Rey de tulipanes
Escoltados por Briegel, Hrubesch, Kaltz, Schnellinger, Schwartzenbeck, Seeler y por todos los otros enormes guardias de corps del Kaiser Franz Beckenbauer, los alemanes amenazaban con ocupar para siempre los títulos y las canchas. Pero en eso apareció Johan Cruyff.Según la leyenda había salido de la visera de Stefan Kovacs, entrenador del Ajax de Amsterdam y pretendido valedor de un nuevo tipo de juego envolvente que los críticos empezaban a llamar fútbol total. Sobre un interminable horizonte de praderas, tulipanes y niños en bicicleta, el recién llegado rivalizó inmediatamente con Piet Keizer, un exquisito extremo izquierdo por el que suspiraban los camareros y taxistas de la ciudad. A primera vista el aspirante no prometía gran cosa; bajo un desgalichado uniforme al que siempre le sobraban dos tallas, tenía un pintoresco aire de grulla. Entre aquellos fornidos holandeses que manejaban el balón como si fuese una pelota de tenis parecía el espíritu de la golosina: sin duda sería uno de esos adolescentes retrasados que, por falta de efectivos, eran admitidos a regañadientes en los peores equipos de barrio.
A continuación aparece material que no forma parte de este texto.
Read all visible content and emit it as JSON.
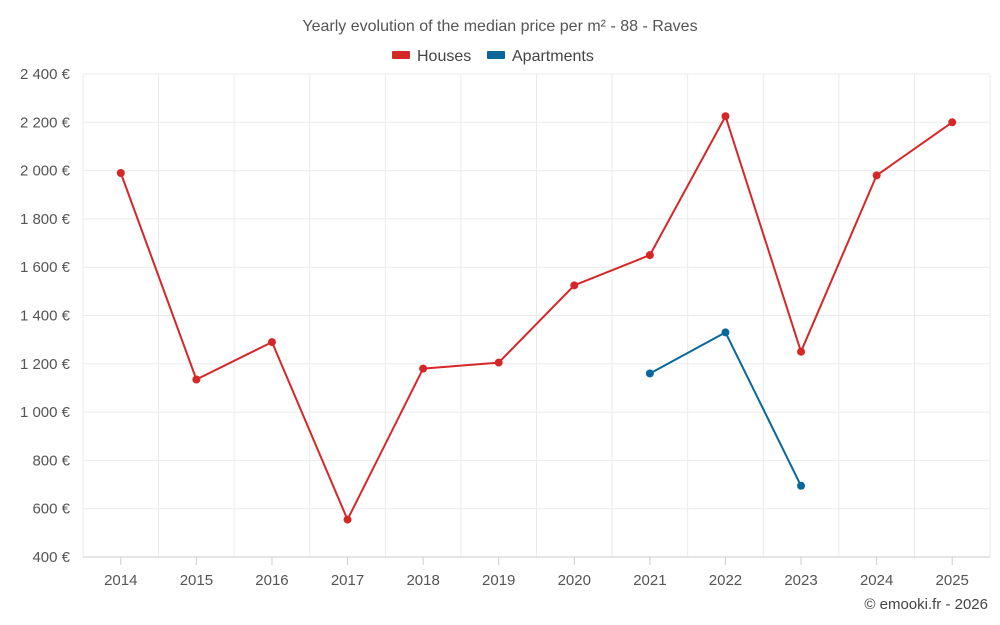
{
  "chart_data": {
    "type": "line",
    "title": "Yearly evolution of the median price per m² - 88 - Raves",
    "categories": [
      "2014",
      "2015",
      "2016",
      "2017",
      "2018",
      "2019",
      "2020",
      "2021",
      "2022",
      "2023",
      "2024",
      "2025"
    ],
    "ylim": [
      400,
      2400
    ],
    "yticks": [
      400,
      600,
      800,
      1000,
      1200,
      1400,
      1600,
      1800,
      2000,
      2200,
      2400
    ],
    "ytick_labels": [
      "400 €",
      "600 €",
      "800 €",
      "1 000 €",
      "1 200 €",
      "1 400 €",
      "1 600 €",
      "1 800 €",
      "2 000 €",
      "2 200 €",
      "2 400 €"
    ],
    "grid": true,
    "legend_position": "top-center",
    "series": [
      {
        "name": "Houses",
        "color": "#d62728",
        "values": [
          1990,
          1135,
          1290,
          555,
          1180,
          1205,
          1525,
          1650,
          2225,
          1250,
          1980,
          2200
        ]
      },
      {
        "name": "Apartments",
        "color": "#08689c",
        "values": [
          null,
          null,
          null,
          null,
          null,
          null,
          null,
          1160,
          1330,
          695,
          null,
          null
        ]
      }
    ]
  },
  "credit": "© emooki.fr - 2026"
}
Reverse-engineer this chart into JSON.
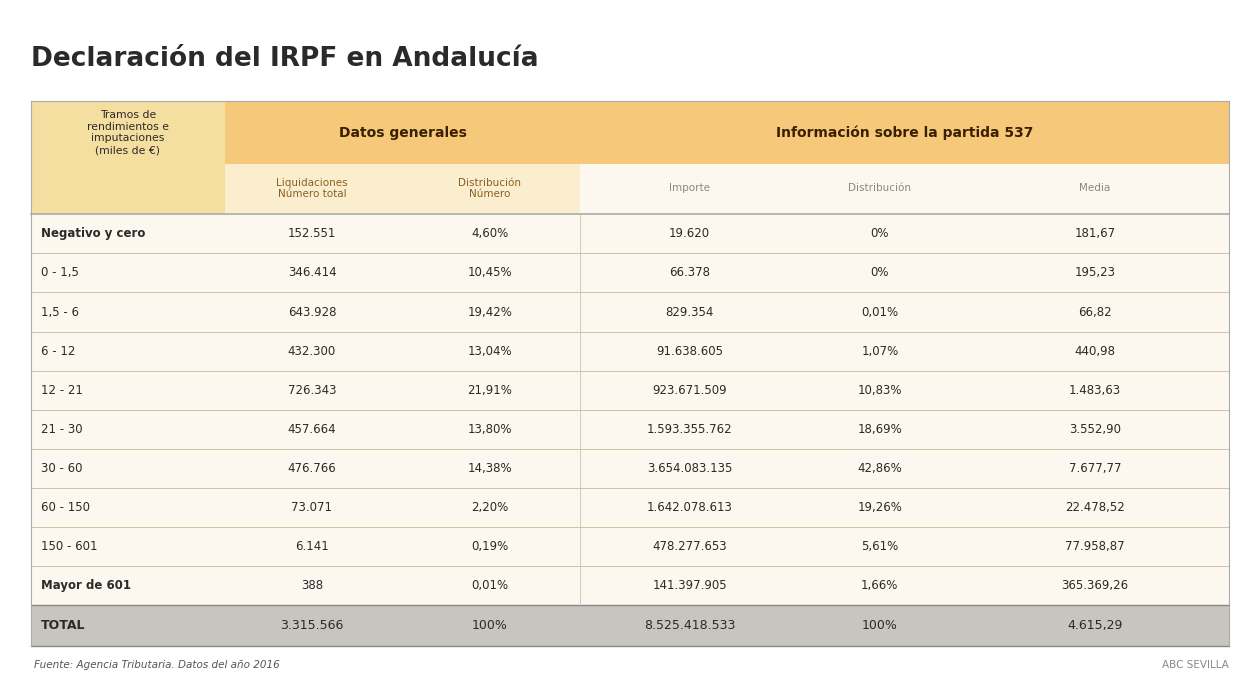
{
  "title": "Declaración del IRPF en Andalucía",
  "col1_header": "Tramos de\nrendimientos e\nimputaciones\n(miles de €)",
  "group1_header": "Datos generales",
  "group2_header": "Información sobre la partida 537",
  "subheaders": [
    "Liquidaciones\nNúmero total",
    "Distribución\nNúmero",
    "Importe",
    "Distribución",
    "Media"
  ],
  "rows": [
    [
      "Negativo y cero",
      "152.551",
      "4,60%",
      "19.620",
      "0%",
      "181,67"
    ],
    [
      "0 - 1,5",
      "346.414",
      "10,45%",
      "66.378",
      "0%",
      "195,23"
    ],
    [
      "1,5 - 6",
      "643.928",
      "19,42%",
      "829.354",
      "0,01%",
      "66,82"
    ],
    [
      "6 - 12",
      "432.300",
      "13,04%",
      "91.638.605",
      "1,07%",
      "440,98"
    ],
    [
      "12 - 21",
      "726.343",
      "21,91%",
      "923.671.509",
      "10,83%",
      "1.483,63"
    ],
    [
      "21 - 30",
      "457.664",
      "13,80%",
      "1.593.355.762",
      "18,69%",
      "3.552,90"
    ],
    [
      "30 - 60",
      "476.766",
      "14,38%",
      "3.654.083.135",
      "42,86%",
      "7.677,77"
    ],
    [
      "60 - 150",
      "73.071",
      "2,20%",
      "1.642.078.613",
      "19,26%",
      "22.478,52"
    ],
    [
      "150 - 601",
      "6.141",
      "0,19%",
      "478.277.653",
      "5,61%",
      "77.958,87"
    ],
    [
      "Mayor de 601",
      "388",
      "0,01%",
      "141.397.905",
      "1,66%",
      "365.369,26"
    ]
  ],
  "total_row": [
    "TOTAL",
    "3.315.566",
    "100%",
    "8.525.418.533",
    "100%",
    "4.615,29"
  ],
  "bold_rows": [
    0,
    9
  ],
  "footer_left": "Fuente: Agencia Tributaria. Datos del año 2016",
  "footer_right": "ABC SEVILLA",
  "bg_color": "#ffffff",
  "group1_header_bg": "#f5c87a",
  "group2_header_bg": "#f5c87a",
  "col1_bg": "#f5dfa0",
  "subheader_bg1": "#fbeecf",
  "subheader_bg2": "#fdf8ef",
  "total_row_bg": "#c8c4c0",
  "data_row_bg": "#fdf8ef",
  "line_color": "#c8b898",
  "text_dark": "#2a2a2a",
  "text_white": "#ffffff",
  "text_header1": "#3a2000",
  "text_header2": "#3a2000",
  "text_subheader": "#8b6020",
  "text_gray": "#888888"
}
En el exterior, impresionados por el esplendor muscular, los críticos se entregaban incondicionalmente al fútbol motorizado de los alemanes. Según todos los indicios, aquel espectáculo no tenía mucho futuro; cuando Beckenbauer, Hoeness, Overath, Netzer y las otras lumbreras locales se jubilasen, sólo quedarían de él un rumor de espinilleras, un manual de traumatología y un inquietante olor a linimento.
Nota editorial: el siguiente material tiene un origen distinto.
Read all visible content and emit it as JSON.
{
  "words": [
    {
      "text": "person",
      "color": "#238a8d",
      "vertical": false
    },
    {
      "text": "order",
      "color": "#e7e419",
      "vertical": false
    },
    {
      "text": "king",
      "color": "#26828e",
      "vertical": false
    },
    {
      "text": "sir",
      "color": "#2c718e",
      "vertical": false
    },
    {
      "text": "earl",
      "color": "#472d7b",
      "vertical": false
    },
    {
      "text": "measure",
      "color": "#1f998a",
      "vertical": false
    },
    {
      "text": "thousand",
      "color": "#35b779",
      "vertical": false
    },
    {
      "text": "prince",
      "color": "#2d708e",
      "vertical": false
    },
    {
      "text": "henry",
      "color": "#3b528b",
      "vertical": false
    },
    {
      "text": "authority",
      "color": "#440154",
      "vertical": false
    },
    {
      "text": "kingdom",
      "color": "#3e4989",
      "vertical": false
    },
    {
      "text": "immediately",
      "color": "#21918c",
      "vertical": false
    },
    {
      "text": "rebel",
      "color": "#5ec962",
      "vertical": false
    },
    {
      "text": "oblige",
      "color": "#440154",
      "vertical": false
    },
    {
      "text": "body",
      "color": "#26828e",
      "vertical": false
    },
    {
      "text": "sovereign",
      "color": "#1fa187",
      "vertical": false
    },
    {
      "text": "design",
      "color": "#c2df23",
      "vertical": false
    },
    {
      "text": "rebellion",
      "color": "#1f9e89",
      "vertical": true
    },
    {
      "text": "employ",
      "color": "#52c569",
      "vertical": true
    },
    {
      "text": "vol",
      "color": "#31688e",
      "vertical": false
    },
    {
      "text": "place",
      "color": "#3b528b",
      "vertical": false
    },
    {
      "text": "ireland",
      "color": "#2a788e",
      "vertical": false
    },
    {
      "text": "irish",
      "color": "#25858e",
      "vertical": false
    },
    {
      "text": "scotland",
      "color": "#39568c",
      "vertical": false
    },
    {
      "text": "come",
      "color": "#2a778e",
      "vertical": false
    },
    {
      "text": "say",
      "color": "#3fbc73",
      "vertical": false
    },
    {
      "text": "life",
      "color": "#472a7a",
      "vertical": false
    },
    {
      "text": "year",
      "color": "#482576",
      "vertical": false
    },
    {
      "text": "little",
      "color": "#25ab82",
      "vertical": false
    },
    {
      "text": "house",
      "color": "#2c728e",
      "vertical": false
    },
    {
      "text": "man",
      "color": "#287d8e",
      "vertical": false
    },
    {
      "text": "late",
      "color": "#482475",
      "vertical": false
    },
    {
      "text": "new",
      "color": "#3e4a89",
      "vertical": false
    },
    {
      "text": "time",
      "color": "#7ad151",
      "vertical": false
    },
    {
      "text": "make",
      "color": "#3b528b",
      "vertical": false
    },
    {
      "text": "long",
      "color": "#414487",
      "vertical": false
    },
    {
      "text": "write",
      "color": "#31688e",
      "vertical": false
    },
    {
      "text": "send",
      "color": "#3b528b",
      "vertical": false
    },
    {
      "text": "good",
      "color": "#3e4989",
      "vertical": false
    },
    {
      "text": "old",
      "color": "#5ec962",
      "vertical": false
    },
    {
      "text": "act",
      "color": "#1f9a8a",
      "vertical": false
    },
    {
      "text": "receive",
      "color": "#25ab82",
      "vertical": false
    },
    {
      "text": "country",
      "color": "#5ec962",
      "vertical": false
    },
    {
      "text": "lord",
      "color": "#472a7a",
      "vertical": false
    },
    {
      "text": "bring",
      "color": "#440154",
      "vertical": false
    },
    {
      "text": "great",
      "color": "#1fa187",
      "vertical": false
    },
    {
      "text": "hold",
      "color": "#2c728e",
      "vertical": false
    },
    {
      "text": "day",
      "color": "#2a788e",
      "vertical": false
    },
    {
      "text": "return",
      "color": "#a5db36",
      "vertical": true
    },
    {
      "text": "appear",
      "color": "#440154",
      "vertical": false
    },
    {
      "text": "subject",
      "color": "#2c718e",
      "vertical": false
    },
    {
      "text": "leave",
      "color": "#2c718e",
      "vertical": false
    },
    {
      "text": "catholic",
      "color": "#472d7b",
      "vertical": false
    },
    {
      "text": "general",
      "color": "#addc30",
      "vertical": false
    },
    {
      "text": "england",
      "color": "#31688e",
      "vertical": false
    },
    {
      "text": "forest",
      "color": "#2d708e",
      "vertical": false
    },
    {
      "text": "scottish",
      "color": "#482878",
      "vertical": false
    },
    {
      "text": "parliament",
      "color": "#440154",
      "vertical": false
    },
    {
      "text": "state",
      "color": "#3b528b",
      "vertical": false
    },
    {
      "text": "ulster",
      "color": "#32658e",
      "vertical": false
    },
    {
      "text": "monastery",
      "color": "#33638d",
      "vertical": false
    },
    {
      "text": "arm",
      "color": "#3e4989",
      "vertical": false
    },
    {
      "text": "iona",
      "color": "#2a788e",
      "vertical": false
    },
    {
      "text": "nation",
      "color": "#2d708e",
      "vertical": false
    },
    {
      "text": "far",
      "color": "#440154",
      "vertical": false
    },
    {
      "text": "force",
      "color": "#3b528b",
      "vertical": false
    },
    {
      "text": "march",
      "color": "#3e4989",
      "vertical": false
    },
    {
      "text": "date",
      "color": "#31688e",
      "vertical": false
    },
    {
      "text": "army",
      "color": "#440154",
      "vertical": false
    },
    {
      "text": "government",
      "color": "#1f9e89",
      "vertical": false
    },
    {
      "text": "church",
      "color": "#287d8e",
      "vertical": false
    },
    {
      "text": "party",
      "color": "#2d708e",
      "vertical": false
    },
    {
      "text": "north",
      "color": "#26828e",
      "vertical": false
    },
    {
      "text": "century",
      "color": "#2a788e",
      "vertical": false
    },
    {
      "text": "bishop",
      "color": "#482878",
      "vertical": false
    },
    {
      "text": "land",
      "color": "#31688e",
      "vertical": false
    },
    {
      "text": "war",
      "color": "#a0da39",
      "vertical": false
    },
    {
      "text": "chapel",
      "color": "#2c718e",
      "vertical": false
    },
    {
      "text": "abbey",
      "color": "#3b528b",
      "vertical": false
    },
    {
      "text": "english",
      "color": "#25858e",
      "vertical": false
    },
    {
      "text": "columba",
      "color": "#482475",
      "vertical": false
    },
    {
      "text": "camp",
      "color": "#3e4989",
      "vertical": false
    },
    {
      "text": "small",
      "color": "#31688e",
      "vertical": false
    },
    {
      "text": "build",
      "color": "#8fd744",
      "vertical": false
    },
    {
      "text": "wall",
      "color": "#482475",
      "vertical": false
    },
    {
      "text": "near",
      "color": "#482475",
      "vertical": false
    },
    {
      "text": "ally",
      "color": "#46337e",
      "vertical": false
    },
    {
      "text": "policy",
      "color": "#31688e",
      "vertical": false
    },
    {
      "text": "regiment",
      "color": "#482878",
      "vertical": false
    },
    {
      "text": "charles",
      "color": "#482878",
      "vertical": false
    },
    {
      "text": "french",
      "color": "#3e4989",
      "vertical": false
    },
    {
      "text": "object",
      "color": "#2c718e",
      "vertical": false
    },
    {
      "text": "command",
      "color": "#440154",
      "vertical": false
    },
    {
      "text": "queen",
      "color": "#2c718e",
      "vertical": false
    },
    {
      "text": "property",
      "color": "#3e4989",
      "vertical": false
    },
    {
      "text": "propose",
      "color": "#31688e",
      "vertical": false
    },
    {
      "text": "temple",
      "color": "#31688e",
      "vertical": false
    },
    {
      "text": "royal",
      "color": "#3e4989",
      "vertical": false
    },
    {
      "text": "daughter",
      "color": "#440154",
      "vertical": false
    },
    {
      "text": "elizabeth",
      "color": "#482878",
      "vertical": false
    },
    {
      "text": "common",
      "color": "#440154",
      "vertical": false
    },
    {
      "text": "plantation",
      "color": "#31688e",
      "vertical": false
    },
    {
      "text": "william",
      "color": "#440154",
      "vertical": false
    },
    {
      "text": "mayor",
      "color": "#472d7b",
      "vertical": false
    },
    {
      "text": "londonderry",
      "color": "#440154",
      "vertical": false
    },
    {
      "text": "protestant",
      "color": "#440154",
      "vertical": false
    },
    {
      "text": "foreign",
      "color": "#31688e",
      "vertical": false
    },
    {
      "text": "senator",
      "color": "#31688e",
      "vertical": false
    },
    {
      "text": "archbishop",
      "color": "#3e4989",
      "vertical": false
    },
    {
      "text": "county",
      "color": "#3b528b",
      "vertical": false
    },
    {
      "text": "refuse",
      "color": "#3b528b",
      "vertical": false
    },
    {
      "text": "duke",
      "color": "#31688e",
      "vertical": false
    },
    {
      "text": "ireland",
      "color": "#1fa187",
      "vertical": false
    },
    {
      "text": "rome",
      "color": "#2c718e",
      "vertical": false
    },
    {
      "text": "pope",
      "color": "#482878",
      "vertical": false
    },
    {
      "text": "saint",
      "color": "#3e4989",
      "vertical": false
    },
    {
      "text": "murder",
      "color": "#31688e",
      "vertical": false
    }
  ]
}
Entonces vino Cruyff con sus canillas plastificadas, su perfil de cigüeña y un flequillo de pájaro carpintero. Nadie dio una explicación convincente a su presencia en el deporte profesional: los secretos de aquél huesudo muchacho que recorría el campo en un vuelo de costuras, pliegues y solapas, eran un enigma comparable a la transformación que sufría bajo los focos. De pronto recibía la pelota, se armaba con ella y la llevaba hasta la portería contraria en sucesivas explosiones. Mientras los espectadores apostaban a que en cualquier momento se saldría por el cuello de la camiseta, los cronistas, fascinados por aquel despliegue en el que se permitía cambiar el compás de la jugada a su antojo, le buscaban alguna analogía en los sucesos y fenómenos del momento. Por fin miraron hacia las factorías y consiguieron encontrarla: como los automóviles de última generación, aquel chico desmedrado tenía una caja de cambios con cinco marchas. Había incorporado la quinta velocidad.
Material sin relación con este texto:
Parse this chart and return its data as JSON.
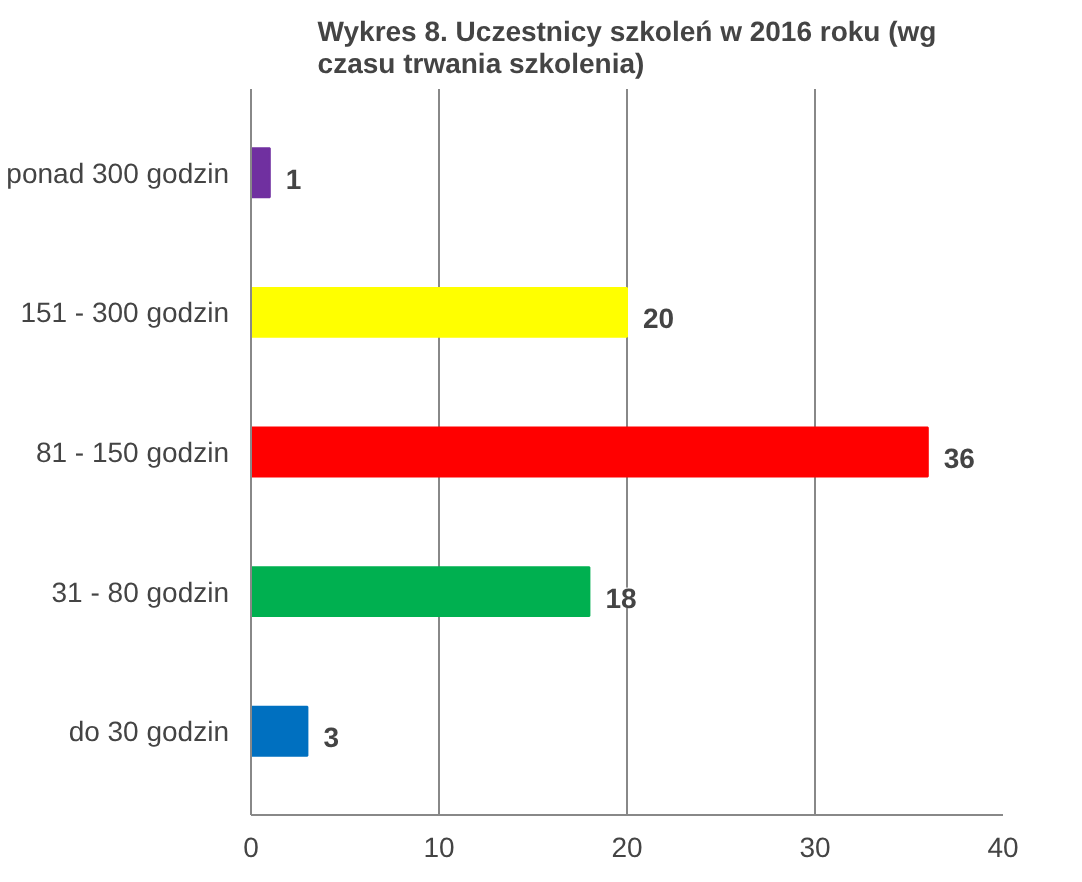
{
  "chart_data": {
    "type": "bar",
    "orientation": "horizontal",
    "title": "Wykres 8. Uczestnicy szkoleń w 2016 roku (wg\nczasu trwania szkolenia)",
    "categories": [
      "ponad 300 godzin",
      "151 - 300 godzin",
      "81 - 150 godzin",
      "31 - 80 godzin",
      "do 30 godzin"
    ],
    "values": [
      1,
      20,
      36,
      18,
      3
    ],
    "colors": [
      "#7030a0",
      "#ffff00",
      "#ff0000",
      "#00b050",
      "#0070c0"
    ],
    "xlim": [
      0,
      40
    ],
    "xticks": [
      0,
      10,
      20,
      30,
      40
    ],
    "grid": "x",
    "data_labels": true
  }
}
Desde entonces, su carrera fue la segunda visión de la aventura espacial. En primer lugar convirtió la selección holandesa en la Naranja Mecánica, y acto seguido viajó a Barcelona para apoderarse del balón, de la Liga y de la tercera corona. Retirados Di Stéfano y Pelé, el trono vacante sería para él.
Su carrera como entrenador fue la segunda parte de una sola historia. A falta de un mando a distancia para gobernar la pelota desde el banquillo, se dedicó a explorar el movimiento continuo. Nunca aceptó la vida tranquila que proporcionan cinco defensores y un volante tapón. Bien al contrario, licenció a todos los matones, sabuesos y francotiradores que encontró en su camino y pidió a los artistas supervivientes que se olvidasen del pelotazo y divirtiesen a la concurrencia. En la aventura, Guardiola descubrió el fútbol radiante, Bakero la trompeta con sordina, Stoichkov la pista búlgara, Romario el regate elástico, y Laudrup, que se miraba en Magic Johnson, el toque imprevisible. Entre todos consiguieron reconstruir al viejo Cruyff.
Nunca tan pocos nos divirtieron tanto.